In 1997, they won a partial but significant victory in which the Supreme Court of Canada recognized Aboriginal title for the first time.

Reserves and traditional territories

It is also important to note the difference between “reserves” and “traditional territories.” The distinction is once again illustrated by the Indian Act, which designates reserves as a “tract of land, the legal title to which is vested in Her Majesty, that has been set apart by Her Majesty for the use and benefit of a band.” By this definition, reserves are owned by the Crown and make up only a minuscule amount of Canada’s land.

Traditional territories are larger and much more difficult to define. They are the geographic areas that were historically occupied and used by specific First Nations. The traditional territory of the Wet’suwet’en, at the centre of this issue, represents approximately 22,000 square kilometres of land that was never ceded through treaty. In other words, there is a significant legal question around ownership of the land on which this pipeline is being built.

Title is not owned by the Crown; at the very least it is shared with — if not exclusively held by — the Wet’suwet’en Nation under the leadership of the hereditary chiefs. Without their approval, the fact that elected band members had approved construction was essentially irrelevant.

The general confusion between elected and hereditary leadership, and reserves and traditional territories, has been used to make it appear as though government and industry have Indigenous consent, when they do not. (Glen Kugelstadt/CBC)The division between elected and hereditary leaders is no accident. It was engineered by Canadian colonial policies that have disrupted traditional ways and is now strategically exploited to enable access to valuable resources.

 

The general confusion between elected and hereditary leadership, and reserves and traditional territories, has been used to make it appear as though government and industry have Indigenous consent, while casting land protectors as “protestors” who represent a fringe element. Instead of divide and conquer, it is a tactic of divide and deceive.

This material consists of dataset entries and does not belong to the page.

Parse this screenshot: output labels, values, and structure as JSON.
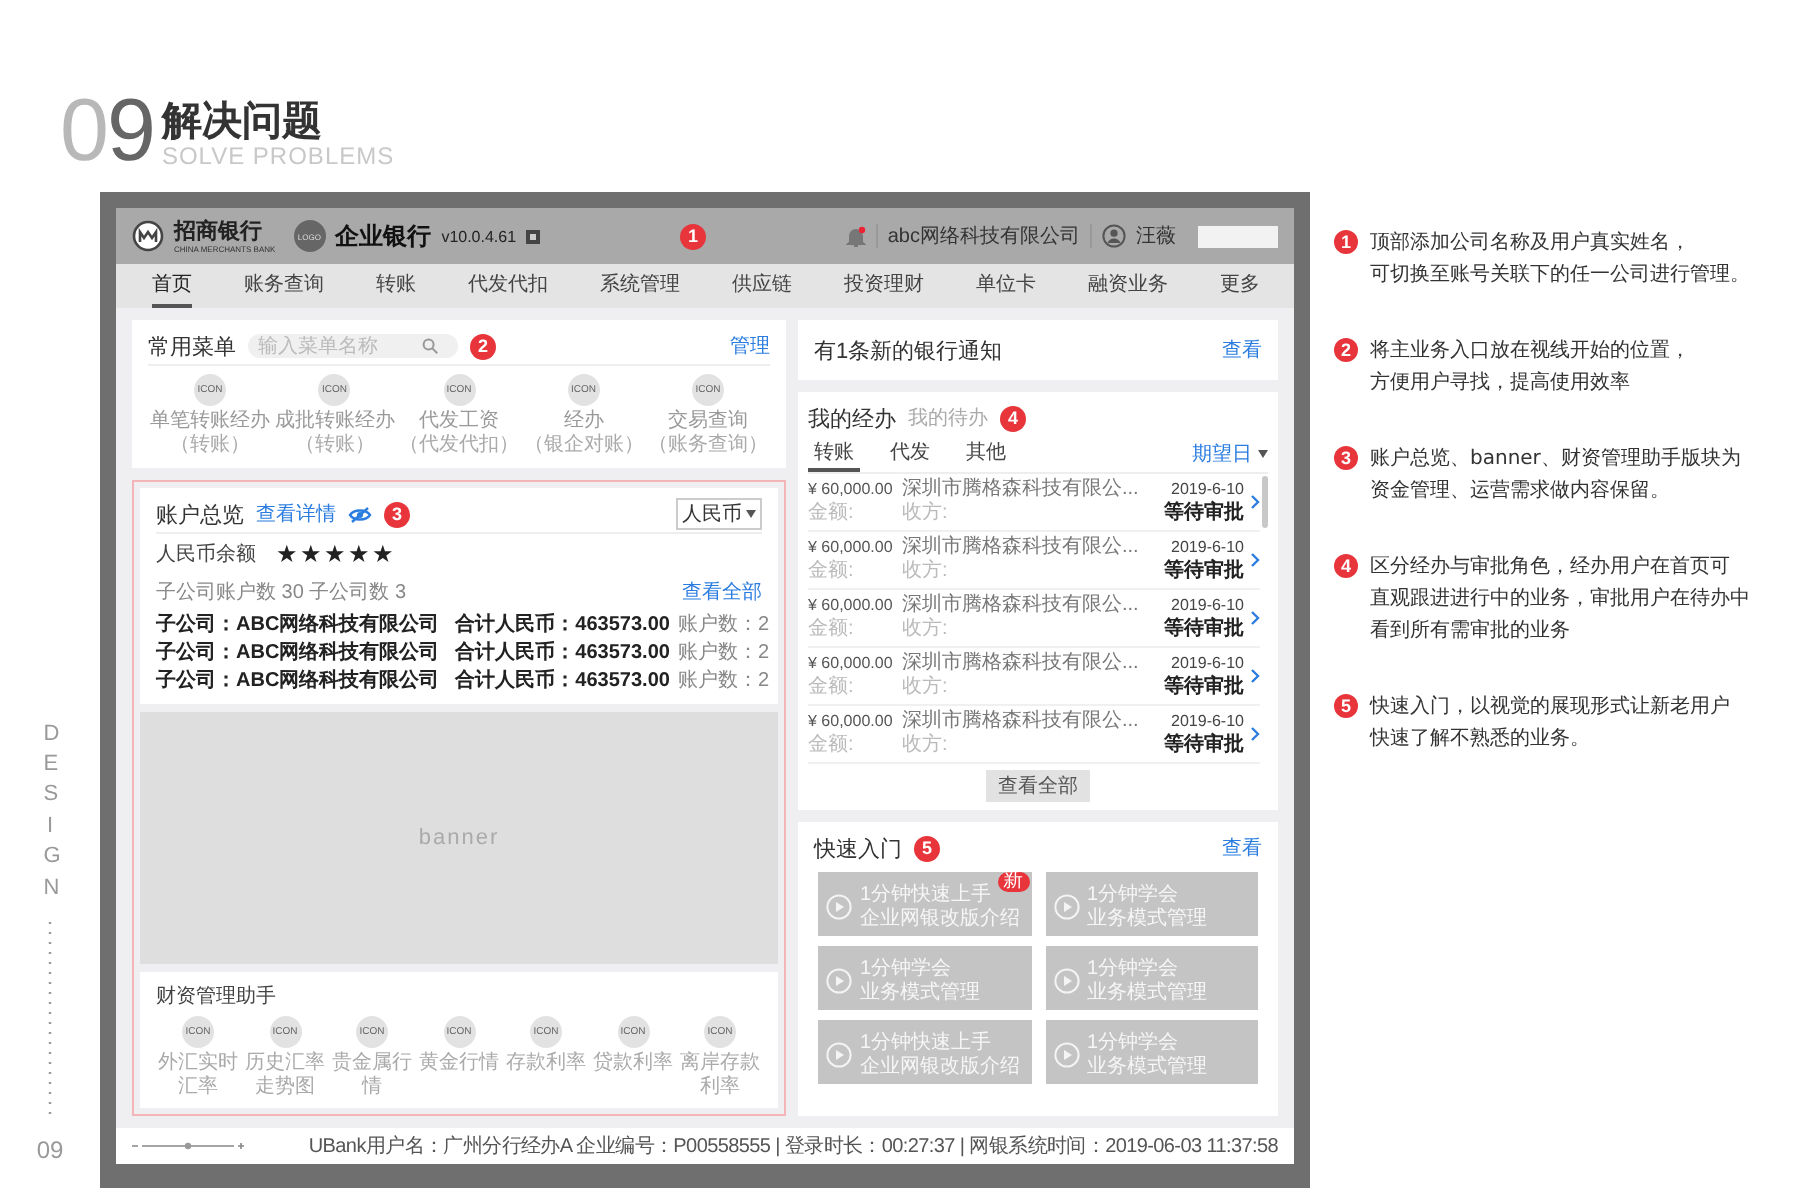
{
  "heading": {
    "number_light": "0",
    "number_dark": "9",
    "title": "解决问题",
    "subtitle": "SOLVE PROBLEMS"
  },
  "side": {
    "label": "DESIGN",
    "page": "09"
  },
  "app": {
    "header": {
      "bank_name": "招商银行",
      "bank_name_en": "CHINA MERCHANTS BANK",
      "logo_text": "LOGO",
      "product": "企业银行",
      "version": "v10.0.4.61",
      "marker": "1",
      "company": "abc网络科技有限公司",
      "user": "汪薇"
    },
    "nav": [
      {
        "label": "首页",
        "selected": true
      },
      {
        "label": "账务查询",
        "selected": false
      },
      {
        "label": "转账",
        "selected": false
      },
      {
        "label": "代发代扣",
        "selected": false
      },
      {
        "label": "系统管理",
        "selected": false
      },
      {
        "label": "供应链",
        "selected": false
      },
      {
        "label": "投资理财",
        "selected": false
      },
      {
        "label": "单位卡",
        "selected": false
      },
      {
        "label": "融资业务",
        "selected": false
      },
      {
        "label": "更多",
        "selected": false
      }
    ],
    "common_menu": {
      "title": "常用菜单",
      "search_placeholder": "输入菜单名称",
      "marker": "2",
      "manage": "管理",
      "items": [
        {
          "icon_text": "ICON",
          "label": "单笔转账经办",
          "sub": "（转账）"
        },
        {
          "icon_text": "ICON",
          "label": "成批转账经办",
          "sub": "（转账）"
        },
        {
          "icon_text": "ICON",
          "label": "代发工资",
          "sub": "（代发代扣）"
        },
        {
          "icon_text": "ICON",
          "label": "经办",
          "sub": "（银企对账）"
        },
        {
          "icon_text": "ICON",
          "label": "交易查询",
          "sub": "（账务查询）"
        }
      ]
    },
    "account_overview": {
      "title": "账户总览",
      "details_link": "查看详情",
      "marker": "3",
      "currency": "人民币",
      "balance_label": "人民币余额",
      "balance": "★★★★★",
      "summary": "子公司账户数 30 子公司数 3",
      "view_all": "查看全部",
      "rows": [
        {
          "company": "子公司：ABC网络科技有限公司",
          "total": "合计人民币：463573.00",
          "accounts": "账户数：2"
        },
        {
          "company": "子公司：ABC网络科技有限公司",
          "total": "合计人民币：463573.00",
          "accounts": "账户数：2"
        },
        {
          "company": "子公司：ABC网络科技有限公司",
          "total": "合计人民币：463573.00",
          "accounts": "账户数：2"
        }
      ]
    },
    "banner": {
      "text": "banner"
    },
    "finance_assistant": {
      "title": "财资管理助手",
      "items": [
        {
          "icon_text": "ICON",
          "label": "外汇实时汇率"
        },
        {
          "icon_text": "ICON",
          "label": "历史汇率走势图"
        },
        {
          "icon_text": "ICON",
          "label": "贵金属行情"
        },
        {
          "icon_text": "ICON",
          "label": "黄金行情"
        },
        {
          "icon_text": "ICON",
          "label": "存款利率"
        },
        {
          "icon_text": "ICON",
          "label": "贷款利率"
        },
        {
          "icon_text": "ICON",
          "label": "离岸存款利率"
        }
      ]
    },
    "notice": {
      "text": "有1条新的银行通知",
      "link": "查看"
    },
    "tasks": {
      "marker": "4",
      "tabs": [
        {
          "label": "我的经办",
          "selected": true
        },
        {
          "label": "我的待办",
          "selected": false
        }
      ],
      "subtabs": [
        {
          "label": "转账",
          "selected": true
        },
        {
          "label": "代发",
          "selected": false
        },
        {
          "label": "其他",
          "selected": false
        }
      ],
      "sort": "期望日",
      "view_all": "查看全部",
      "rows": [
        {
          "amount": "¥ 60,000.00",
          "amount_label": "金额:",
          "payee": "深圳市腾格森科技有限公...",
          "payee_label": "收方:",
          "date": "2019-6-10",
          "status": "等待审批"
        },
        {
          "amount": "¥ 60,000.00",
          "amount_label": "金额:",
          "payee": "深圳市腾格森科技有限公...",
          "payee_label": "收方:",
          "date": "2019-6-10",
          "status": "等待审批"
        },
        {
          "amount": "¥ 60,000.00",
          "amount_label": "金额:",
          "payee": "深圳市腾格森科技有限公...",
          "payee_label": "收方:",
          "date": "2019-6-10",
          "status": "等待审批"
        },
        {
          "amount": "¥ 60,000.00",
          "amount_label": "金额:",
          "payee": "深圳市腾格森科技有限公...",
          "payee_label": "收方:",
          "date": "2019-6-10",
          "status": "等待审批"
        },
        {
          "amount": "¥ 60,000.00",
          "amount_label": "金额:",
          "payee": "深圳市腾格森科技有限公...",
          "payee_label": "收方:",
          "date": "2019-6-10",
          "status": "等待审批"
        }
      ]
    },
    "quick_start": {
      "title": "快速入门",
      "marker": "5",
      "link": "查看",
      "tiles": [
        {
          "line1": "1分钟快速上手",
          "line2": "企业网银改版介绍",
          "badge": "新"
        },
        {
          "line1": "1分钟学会",
          "line2": "业务模式管理"
        },
        {
          "line1": "1分钟学会",
          "line2": "业务模式管理"
        },
        {
          "line1": "1分钟学会",
          "line2": "业务模式管理"
        },
        {
          "line1": "1分钟快速上手",
          "line2": "企业网银改版介绍"
        },
        {
          "line1": "1分钟学会",
          "line2": "业务模式管理"
        }
      ]
    },
    "footer": {
      "status": "UBank用户名：广州分行经办A  企业编号：P00558555 | 登录时长：00:27:37 | 网银系统时间：2019-06-03 11:37:58"
    }
  },
  "notes": [
    {
      "marker": "1",
      "lines": [
        "顶部添加公司名称及用户真实姓名，",
        "可切换至账号关联下的任一公司进行管理。"
      ]
    },
    {
      "marker": "2",
      "lines": [
        "将主业务入口放在视线开始的位置，",
        "方便用户寻找，提高使用效率"
      ]
    },
    {
      "marker": "3",
      "lines": [
        "账户总览、banner、财资管理助手版块为",
        "资金管理、运营需求做内容保留。"
      ]
    },
    {
      "marker": "4",
      "lines": [
        "区分经办与审批角色，经办用户在首页可",
        "直观跟进进行中的业务，审批用户在待办中",
        "看到所有需审批的业务"
      ]
    },
    {
      "marker": "5",
      "lines": [
        "快速入门，以视觉的展现形式让新老用户",
        "快速了解不熟悉的业务。"
      ]
    }
  ]
}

Back in December, TransCanada Corp. the company behind Coastal GasLink, applied for an received an injunction from the B.C. Supreme Court to continue work on the pipeline. On the surface, it seemed like a straightforward legal enforcement order. But it did not acknowledge the historical colonial context of the situation, the difference between governance systems within Indigenous communities, or the distinction between reserve lands and traditional territory.

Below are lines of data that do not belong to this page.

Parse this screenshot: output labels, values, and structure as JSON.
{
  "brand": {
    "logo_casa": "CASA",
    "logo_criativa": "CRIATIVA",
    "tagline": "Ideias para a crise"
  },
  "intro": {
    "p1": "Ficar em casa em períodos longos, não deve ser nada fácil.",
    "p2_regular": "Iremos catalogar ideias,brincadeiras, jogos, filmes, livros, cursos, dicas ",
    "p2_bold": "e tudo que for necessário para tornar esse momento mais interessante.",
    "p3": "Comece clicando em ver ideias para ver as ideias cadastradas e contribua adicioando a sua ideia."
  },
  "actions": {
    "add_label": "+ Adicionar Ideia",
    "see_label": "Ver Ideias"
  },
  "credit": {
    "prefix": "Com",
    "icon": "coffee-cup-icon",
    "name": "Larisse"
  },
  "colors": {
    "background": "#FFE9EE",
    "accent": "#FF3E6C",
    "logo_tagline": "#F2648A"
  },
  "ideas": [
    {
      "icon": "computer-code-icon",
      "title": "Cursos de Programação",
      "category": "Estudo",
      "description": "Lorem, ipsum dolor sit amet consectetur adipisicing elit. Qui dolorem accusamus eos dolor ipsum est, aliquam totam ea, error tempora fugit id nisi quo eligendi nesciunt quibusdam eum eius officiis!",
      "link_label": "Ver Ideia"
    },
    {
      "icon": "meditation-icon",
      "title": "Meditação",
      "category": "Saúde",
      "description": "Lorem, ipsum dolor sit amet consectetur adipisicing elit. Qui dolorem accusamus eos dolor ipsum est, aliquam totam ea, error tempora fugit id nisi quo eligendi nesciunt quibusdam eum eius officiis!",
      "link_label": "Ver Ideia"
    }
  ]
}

Furthermore, it didn’t consider that the federal and provincial governments approved the pipeline without obtaining “free prior and informed consent” from the hereditary Wet’suwet’en title holders, in contravention of the United Nations Declaration on the Rights of Indigenous People (UNDRIP), by which both governments have promised to abide.

Authority over the land

The hereditary chiefs, who won recognition of their title through the Delgamuukw case, assert sovereignty over the traditional territories that this pipeline aims to pass through. So, when they stand upon their territory and refuse to allow Coastal GasLink and the RCMP onto their lands, by their traditional laws, they are the authority and their jurisdiction must be respected.

Until this country is willing to listen to their own Supreme Court and recognize hereditary rights and title, these unresolved issues will continue to end in confrontation. The only way forward is for government and industry to follow the principles of UNDRIP and to work with both hereditary and elected leadership. But as long as they are willing to resort to force instead of diplomacy, we haven’t even begun to engage in meaningful reconciliation.

When I hear about the arrest of peaceful land protectors, I think about all the times I’ve heard that colonialism happened “a long time ago.” This is 2019. It never ended. When I see colonial violence in action I grieve not only for those brave people who stand peacefully as they are overwhelmed on their own lands, but also for future generations who will be forced to pay for our hubris.